Parents or carers who behave like Kangeroos tend to protect the sufferer a little too much for their own good. The sufferer is allowed to ‘hop back into the pouch’ whenever they are faced with anything they find stressful or upsetting. Consequently, they never learn the skills to deal with the inevitable challenges of life, and are often suspended in some sort of childlike cocoon, unable to advance into adulthood. I found quite a few kangaroo pouches to hide in over the years, which made life with anorexia more bearable, comfortable even, and gave me little motivation for change.
Quite the opposite to kangaroo parenting is the approach of the Rhinoceros, who confronts the eating disorder with force and logic. Often the sufferer will retaliate with eating disorder ‘logic’, and the eating disorder becomes more entrenched, or there is reluctant compliance with little conviction to continue and sustain change under their own steam.
Terriers persistently cajole and nag the sufferer, often appearing to be critical. Imagine a little dog following you around, yapping and snapping at your heels – annoying! This is a very exhausting approach for all involved, and sufferers tend to feel like they are failing, rather than feeling encouraged and supported.
Treasure emphasises that none of these animal analogies are intended to be critical. They offer a lighthearted view of natural responses to very difficult circumstances, and examine them in terms of whether they are helpful or not. It might be that one of these styles is your default way of coping, but you might find yourself swinging from one style to another in a desperate attempt to put things right. The analogies are intended to help you reflect upon your own response to the eating disorder, what effect your response is having upon yourself and those around you (including the sufferer), and whether you need to challenge yourself by trying a different style of responding.

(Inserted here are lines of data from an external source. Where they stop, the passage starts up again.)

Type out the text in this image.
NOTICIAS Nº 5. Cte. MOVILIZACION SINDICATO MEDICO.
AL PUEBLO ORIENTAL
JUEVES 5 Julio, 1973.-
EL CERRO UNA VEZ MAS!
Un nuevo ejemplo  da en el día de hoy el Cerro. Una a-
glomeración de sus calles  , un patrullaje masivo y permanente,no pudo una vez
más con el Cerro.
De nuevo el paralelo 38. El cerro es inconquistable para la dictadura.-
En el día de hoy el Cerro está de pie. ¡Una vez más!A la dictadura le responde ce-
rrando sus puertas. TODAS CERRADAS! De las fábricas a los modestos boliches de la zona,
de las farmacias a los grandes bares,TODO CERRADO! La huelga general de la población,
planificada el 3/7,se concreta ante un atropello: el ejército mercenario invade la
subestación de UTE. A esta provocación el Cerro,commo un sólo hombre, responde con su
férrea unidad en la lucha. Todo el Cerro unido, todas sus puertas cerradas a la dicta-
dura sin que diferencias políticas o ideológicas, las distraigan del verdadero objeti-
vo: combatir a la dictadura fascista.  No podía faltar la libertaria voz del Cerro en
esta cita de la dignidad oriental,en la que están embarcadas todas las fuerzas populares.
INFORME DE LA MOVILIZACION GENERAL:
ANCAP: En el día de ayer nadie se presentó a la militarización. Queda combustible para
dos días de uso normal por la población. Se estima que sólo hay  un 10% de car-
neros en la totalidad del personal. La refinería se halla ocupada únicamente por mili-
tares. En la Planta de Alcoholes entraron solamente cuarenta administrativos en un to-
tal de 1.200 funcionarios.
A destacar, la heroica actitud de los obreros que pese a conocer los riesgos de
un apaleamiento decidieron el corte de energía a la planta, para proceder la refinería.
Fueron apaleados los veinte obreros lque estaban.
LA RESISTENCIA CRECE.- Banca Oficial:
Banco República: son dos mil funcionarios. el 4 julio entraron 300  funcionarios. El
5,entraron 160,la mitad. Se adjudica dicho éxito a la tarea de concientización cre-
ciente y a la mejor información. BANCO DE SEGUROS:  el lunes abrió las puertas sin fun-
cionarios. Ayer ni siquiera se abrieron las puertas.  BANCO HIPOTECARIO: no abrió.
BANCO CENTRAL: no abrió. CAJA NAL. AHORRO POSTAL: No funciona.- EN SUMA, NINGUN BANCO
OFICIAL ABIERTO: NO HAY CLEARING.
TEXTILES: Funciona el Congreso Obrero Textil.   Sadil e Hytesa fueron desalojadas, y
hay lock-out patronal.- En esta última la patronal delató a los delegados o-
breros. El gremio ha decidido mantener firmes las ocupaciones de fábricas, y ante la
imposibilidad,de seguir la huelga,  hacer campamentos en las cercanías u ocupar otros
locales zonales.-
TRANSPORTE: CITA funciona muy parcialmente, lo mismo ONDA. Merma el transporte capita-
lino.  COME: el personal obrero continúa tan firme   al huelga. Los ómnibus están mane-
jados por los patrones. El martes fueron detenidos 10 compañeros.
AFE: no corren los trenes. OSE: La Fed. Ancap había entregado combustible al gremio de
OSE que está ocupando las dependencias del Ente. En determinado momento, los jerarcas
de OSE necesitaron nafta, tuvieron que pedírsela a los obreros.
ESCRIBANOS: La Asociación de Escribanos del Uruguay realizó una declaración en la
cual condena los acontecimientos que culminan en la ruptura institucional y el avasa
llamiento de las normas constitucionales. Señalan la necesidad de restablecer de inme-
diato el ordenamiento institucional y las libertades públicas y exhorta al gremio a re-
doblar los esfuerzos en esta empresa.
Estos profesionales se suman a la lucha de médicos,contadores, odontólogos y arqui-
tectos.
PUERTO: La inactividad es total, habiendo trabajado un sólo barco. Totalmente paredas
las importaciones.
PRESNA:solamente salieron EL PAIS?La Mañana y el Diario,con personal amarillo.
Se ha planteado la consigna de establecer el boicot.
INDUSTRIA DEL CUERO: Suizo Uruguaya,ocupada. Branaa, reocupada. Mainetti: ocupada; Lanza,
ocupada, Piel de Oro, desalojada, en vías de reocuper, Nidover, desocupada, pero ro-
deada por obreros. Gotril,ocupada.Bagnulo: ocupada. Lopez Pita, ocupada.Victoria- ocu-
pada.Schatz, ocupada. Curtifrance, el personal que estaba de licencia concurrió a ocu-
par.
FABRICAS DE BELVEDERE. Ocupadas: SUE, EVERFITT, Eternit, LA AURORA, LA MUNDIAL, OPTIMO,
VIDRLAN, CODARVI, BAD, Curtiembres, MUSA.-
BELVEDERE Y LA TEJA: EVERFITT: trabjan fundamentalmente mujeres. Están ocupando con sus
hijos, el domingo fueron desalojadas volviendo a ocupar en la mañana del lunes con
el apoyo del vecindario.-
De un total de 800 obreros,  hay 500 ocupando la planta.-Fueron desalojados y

You might want to try responding like a dolphin, gently nudging your loved one along as they flounder in the sea of life. Imagine the eating disorder is their life jacket and they will not take it off until they are confident in the water. You can swim ahead to show the way, alongside to offer encouragement, or follow quietly behind whilst they find their own way. You are reliably there, showing just enough care and control. A St Bernard is also very dependable, even in the very worst of conditions. They are always attuned to the welfare and safety of those who are lost and in danger, as so many sufferers are, responding calmly and gently to bring warmth and to instil hope. I think this is my favourite analogy – everyone needs a St Bernard in their life!
So, the message to parents is: It isn’t easy by any means, and nobody gets it right all of the time.
Ask yourself: How am I responding to this? Are my responses working for me / others? What, if anything, could I do differently? What help do I need?